Jim Lally

Personal information
- Nationality: British (Northern Irish)
- Born: c.1930 Belfast
- Died: 17/04/2011 Warrenpoint County Down

Sport
- Sport: Athletics
- Events: Discus throw, Hammer throw
- Club: Albert Foundry AC

= Jack Lally (athlete) =

Northern Irish athlete

Jim Lally (born c.1930) is a former athlete from Northern Ireland, who represented Northern Ireland at the British Empire Games (now Commonwealth Games).

== Biography ==
Lally was a member of the Albert Foundry Athletic Club of Belfast and initially was an all-round athlete, competing in the 440 and 880 yards and the javelin.
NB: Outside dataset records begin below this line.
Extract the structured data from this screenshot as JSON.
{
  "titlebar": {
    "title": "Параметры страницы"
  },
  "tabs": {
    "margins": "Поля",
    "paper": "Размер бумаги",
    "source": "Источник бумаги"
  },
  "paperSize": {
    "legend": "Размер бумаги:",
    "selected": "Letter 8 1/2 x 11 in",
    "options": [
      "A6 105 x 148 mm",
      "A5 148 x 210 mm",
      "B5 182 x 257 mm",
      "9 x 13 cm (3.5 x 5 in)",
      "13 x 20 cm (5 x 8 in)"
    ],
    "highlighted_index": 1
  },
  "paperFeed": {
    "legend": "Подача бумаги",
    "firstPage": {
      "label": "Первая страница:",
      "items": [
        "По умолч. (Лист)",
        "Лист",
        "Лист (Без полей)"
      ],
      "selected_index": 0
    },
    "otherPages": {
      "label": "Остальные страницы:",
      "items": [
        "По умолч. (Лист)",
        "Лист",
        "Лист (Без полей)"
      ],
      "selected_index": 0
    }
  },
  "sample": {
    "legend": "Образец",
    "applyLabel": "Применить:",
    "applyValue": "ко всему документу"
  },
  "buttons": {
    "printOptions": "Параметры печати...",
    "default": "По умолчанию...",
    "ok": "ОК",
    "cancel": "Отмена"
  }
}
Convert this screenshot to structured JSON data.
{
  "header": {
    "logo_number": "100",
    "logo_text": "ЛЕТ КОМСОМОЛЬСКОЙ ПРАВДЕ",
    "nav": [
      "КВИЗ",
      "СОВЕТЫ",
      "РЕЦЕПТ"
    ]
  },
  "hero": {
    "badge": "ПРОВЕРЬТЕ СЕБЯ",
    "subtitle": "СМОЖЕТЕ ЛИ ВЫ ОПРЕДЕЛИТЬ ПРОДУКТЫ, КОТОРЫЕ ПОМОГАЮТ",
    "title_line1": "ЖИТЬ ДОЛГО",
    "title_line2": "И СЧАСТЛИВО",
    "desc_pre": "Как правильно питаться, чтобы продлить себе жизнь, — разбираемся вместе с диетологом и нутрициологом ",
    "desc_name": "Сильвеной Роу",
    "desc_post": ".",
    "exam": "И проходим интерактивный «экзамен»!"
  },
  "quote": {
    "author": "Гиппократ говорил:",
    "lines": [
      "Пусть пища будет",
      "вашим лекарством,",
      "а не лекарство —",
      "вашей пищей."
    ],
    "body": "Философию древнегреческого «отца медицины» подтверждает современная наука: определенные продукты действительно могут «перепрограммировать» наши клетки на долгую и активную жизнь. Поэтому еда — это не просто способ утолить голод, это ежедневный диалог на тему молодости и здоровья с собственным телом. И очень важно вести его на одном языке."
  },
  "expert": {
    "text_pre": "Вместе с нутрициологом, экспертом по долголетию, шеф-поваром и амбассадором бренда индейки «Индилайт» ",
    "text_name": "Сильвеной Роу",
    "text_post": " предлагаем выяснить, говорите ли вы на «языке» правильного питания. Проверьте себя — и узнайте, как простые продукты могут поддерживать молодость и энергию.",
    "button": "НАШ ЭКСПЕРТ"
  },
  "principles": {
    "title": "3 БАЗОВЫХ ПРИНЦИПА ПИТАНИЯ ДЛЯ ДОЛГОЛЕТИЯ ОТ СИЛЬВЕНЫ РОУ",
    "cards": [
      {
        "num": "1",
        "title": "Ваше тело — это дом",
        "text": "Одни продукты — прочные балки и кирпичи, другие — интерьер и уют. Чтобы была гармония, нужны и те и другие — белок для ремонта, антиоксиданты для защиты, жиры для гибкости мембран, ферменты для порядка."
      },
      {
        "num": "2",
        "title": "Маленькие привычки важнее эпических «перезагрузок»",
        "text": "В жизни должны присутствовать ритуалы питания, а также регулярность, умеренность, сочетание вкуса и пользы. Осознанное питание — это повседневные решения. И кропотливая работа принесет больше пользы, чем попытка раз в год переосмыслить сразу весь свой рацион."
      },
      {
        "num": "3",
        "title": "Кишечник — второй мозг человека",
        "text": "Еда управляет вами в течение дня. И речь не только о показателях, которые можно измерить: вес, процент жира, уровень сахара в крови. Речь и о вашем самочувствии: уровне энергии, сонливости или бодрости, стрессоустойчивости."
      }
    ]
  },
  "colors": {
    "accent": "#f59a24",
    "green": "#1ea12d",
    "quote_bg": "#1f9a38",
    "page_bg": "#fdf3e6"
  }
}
In 1953, he came under the coaching of a Greek trainer called J. Stamikis, while studying physical education at Loughborough College and switched events to the hammer and discus throws.

In May 1953, Lally won the British Universities Championship title and one year later became a physical education teacher at St Mary's Christian Brothers Grammar School, Barrack Street, Belfast.

He represented the 1954 Northern Irish Team at the 1954 British Empire and Commonwealth Games in Vancouver, Canada, participating in the hammer throw event. He reached the final of the hammer throw and finished seventh.

After the games he was given a civic reception by the Lord and Mayor and Lady Mayoress at the Belfast City Hall.